Thursday, April 30, 2015

Boingo, Sprint Sign Airport Roaming Deal

Boingo Wireless and Sprint have announced a multi-year Wi-Fi agreement, enabling Sprint customers seamless roaming onto Boingo Wi-Fi networks in 35 major U.S. airports.

Sprint devices within proximity of a Boingo hotspot can automatically connect to the Wi-Fi network seamlessly, providing service at the fastest speeds available, be that cellular from Sprint or Wi-Fi from Boingo, Sprint says.

The auto-authenticating Wi-Fi connections are available at no additional charge to all Sprint customers with capable devices, and usage while connected to Wi-Fi does not count towards a customer’s monthly service plan.

The deal illustrates a key change in mobile network access. Instead of representing a substitute form of access, Wi-Fi now allows mobile service providers to provide better end user experience at some locations, without consuming any of a user’s data plan.

“With Wi-Fi being the world’s largest wireless ecosystem, we view it as a highly complementary layer to our network,” said Stephen Bye, Sprint CTO. “By enabling customers to move seamlessly between secure Wi-Fi and cellular, our customers will have a better mobile experience in more locations, all while lowering their cost of data usage.”

In principle, the Sprint-Boingo deal illustrates how fifth generation mobile networks will be designed to work. Ideally, devices will choose from any available access network, choosing the strongest signal or best connection, automatically.
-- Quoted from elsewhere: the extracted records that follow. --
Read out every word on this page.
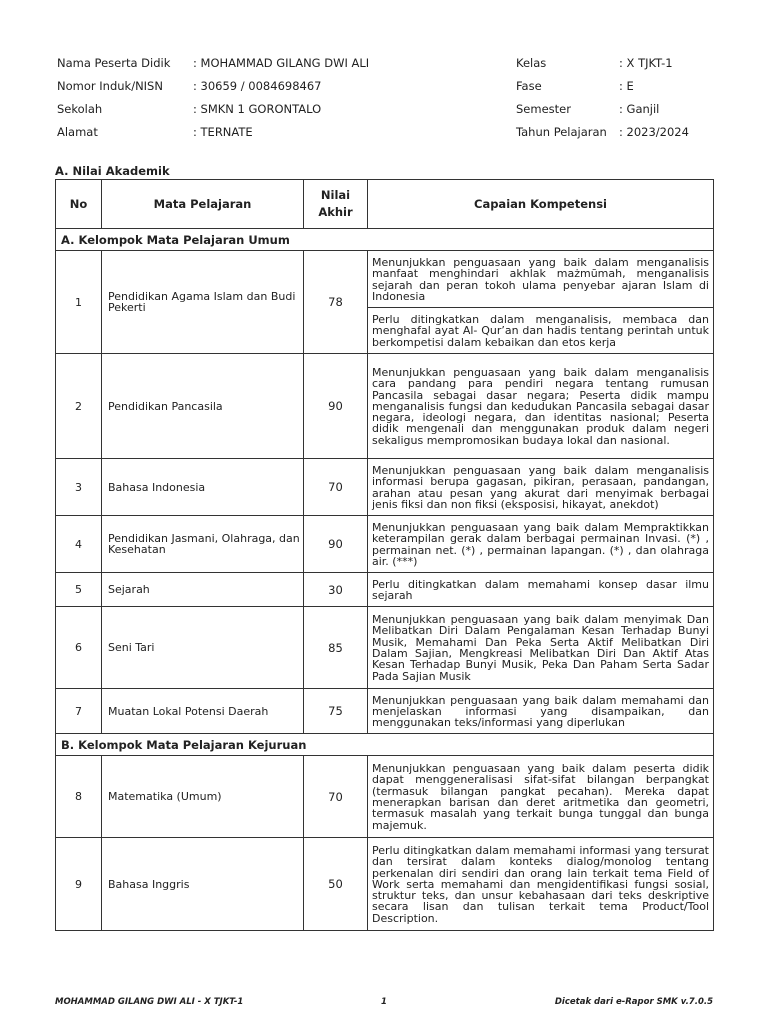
Nama Peserta Didik : MOHAMMAD GILANG DWI ALI
Nomor Induk/NISN	: 30659 / 0084698467
Sekolah	: SMKN 1 GORONTALO
Alamat	: TERNATE
Kelas	: X TJKT-1
Fase	: E
Semester	: Ganjil
Tahun Pelajaran : 2023/2024
A. Nilai Akademik
No	Mata Pelajaran	Nilai Akhir	Capaian Kompetensi
A. Kelompok Mata Pelajaran Umum			
1	Pendidikan Agama Islam dan Budi Pekerti	78	Menunjukkan penguasaan yang baik dalam menganalisis manfaat menghindari akhlak mażmūmah, menganalisis sejarah dan peran tokoh ulama penyebar ajaran Islam di Indonesia
			Perlu ditingkatkan dalam menganalisis, membaca dan menghafal ayat Al- Qur’an dan hadis tentang perintah untuk berkompetisi dalam kebaikan dan etos kerja
2	Pendidikan Pancasila	90	Menunjukkan penguasaan yang baik dalam menganalisis cara pandang para pendiri negara tentang rumusan Pancasila sebagai dasar negara; Peserta didik mampu menganalisis fungsi dan kedudukan Pancasila sebagai dasar negara, ideologi negara, dan identitas nasional; Peserta didik mengenali dan menggunakan produk dalam negeri sekaligus mempromosikan budaya lokal dan nasional.
3	Bahasa Indonesia	70	Menunjukkan penguasaan yang baik dalam menganalisis informasi berupa gagasan, pikiran, perasaan, pandangan, arahan atau pesan yang akurat dari menyimak berbagai jenis fiksi dan non fiksi (eksposisi, hikayat, anekdot)
4	Pendidikan Jasmani, Olahraga, dan Kesehatan	90	Menunjukkan penguasaan yang baik dalam Mempraktikkan keterampilan gerak dalam berbagai permainan Invasi. (*) , permainan net. (*) , permainan lapangan. (*) , dan olahraga air. (***)
5	Sejarah	30	Perlu ditingkatkan dalam memahami konsep dasar ilmu sejarah
6	Seni Tari	85	Menunjukkan penguasaan yang baik dalam menyimak Dan Melibatkan Diri Dalam Pengalaman Kesan Terhadap Bunyi Musik, Memahami Dan Peka Serta Aktif Melibatkan Diri Dalam Sajian, Mengkreasi Melibatkan Diri Dan Aktif Atas Kesan Terhadap Bunyi Musik, Peka Dan Paham Serta Sadar Pada Sajian Musik
7	Muatan Lokal Potensi Daerah	75	Menunjukkan penguasaan yang baik dalam memahami dan menjelaskan informasi yang disampaikan, dan menggunakan teks/informasi yang diperlukan
B. Kelompok Mata Pelajaran Kejuruan			
8	Matematika (Umum)	70	Menunjukkan penguasaan yang baik dalam peserta didik dapat menggeneralisasi sifat-sifat bilangan berpangkat (termasuk bilangan pangkat pecahan). Mereka dapat menerapkan barisan dan deret aritmetika dan geometri, termasuk masalah yang terkait bunga tunggal dan bunga majemuk.
9	Bahasa Inggris	50	Perlu ditingkatkan dalam memahami informasi yang tersurat dan tersirat dalam konteks dialog/monolog tentang perkenalan diri sendiri dan orang lain terkait tema Field of Work serta memahami dan mengidentifikasi fungsi sosial, struktur teks, dan unsur kebahasaan dari teks deskriptive secara lisan dan tulisan terkait tema Product/Tool Description.
MOHAMMAD GILANG DWI ALI - X TJKT-1	1	Dicetak dari e-Rapor SMK v.7.0.5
At least conceptually, there could be another shift. Traditional mobile networks were designed around session handoff between macrocells.
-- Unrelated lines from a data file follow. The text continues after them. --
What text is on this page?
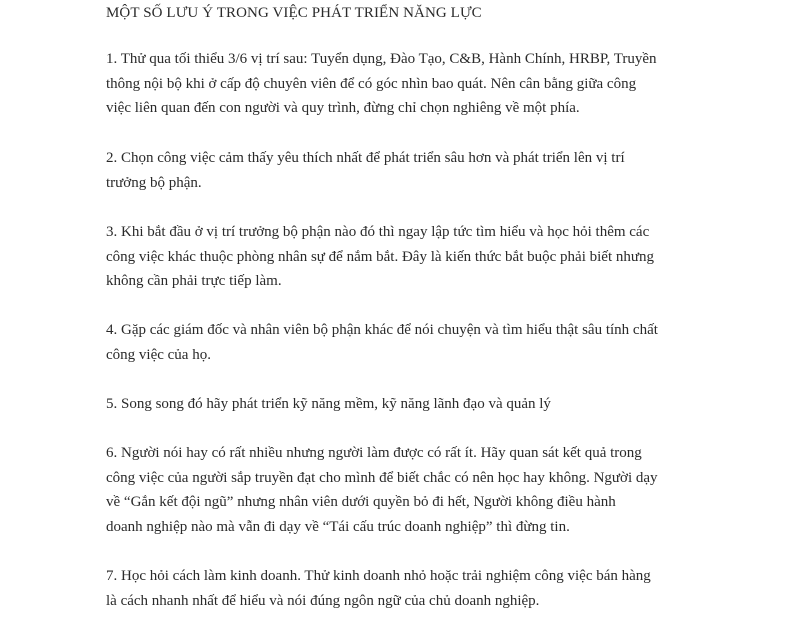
MỘT SỐ LƯU Ý TRONG VIỆC PHÁT TRIỂN NĂNG LỰC
1. Thử qua tối thiểu 3/6 vị trí sau: Tuyển dụng, Đào Tạo, C&B, Hành Chính, HRBP, Truyền
thông nội bộ khi ở cấp độ chuyên viên để có góc nhìn bao quát. Nên cân bằng giữa công
việc liên quan đến con người và quy trình, đừng chỉ chọn nghiêng về một phía.
2. Chọn công việc cảm thấy yêu thích nhất để phát triển sâu hơn và phát triển lên vị trí
trưởng bộ phận.
3. Khi bắt đầu ở vị trí trưởng bộ phận nào đó thì ngay lập tức tìm hiểu và học hỏi thêm các
công việc khác thuộc phòng nhân sự để nắm bắt. Đây là kiến thức bắt buộc phải biết nhưng
không cần phải trực tiếp làm.
4. Gặp các giám đốc và nhân viên bộ phận khác để nói chuyện và tìm hiểu thật sâu tính chất
công việc của họ.
5. Song song đó hãy phát triển kỹ năng mềm, kỹ năng lãnh đạo và quản lý
6. Người nói hay có rất nhiều nhưng người làm được có rất ít. Hãy quan sát kết quả trong
công việc của người sắp truyền đạt cho mình để biết chắc có nên học hay không. Người dạy
về “Gắn kết đội ngũ” nhưng nhân viên dưới quyền bỏ đi hết, Người không điều hành
doanh nghiệp nào mà vẫn đi dạy về “Tái cấu trúc doanh nghiệp” thì đừng tin.
7. Học hỏi cách làm kinh doanh. Thử kinh doanh nhỏ hoặc trải nghiệm công việc bán hàng
là cách nhanh nhất để hiểu và nói đúng ngôn ngữ của chủ doanh nghiệp.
The 5G network might more nearly represent an architecture analogous to Wi-Fi: a dense network of small cells.

That means the process of registering a device to a hotspot is key, in addition to flipping back to a macrocell if Wi-Fi signal is too weak.

Where the traditional switching operation is between macrocells, the new switching operations might include shifts within a single macrocell, and choosing networks based on latency performance or bandwidth, not simply signal strength.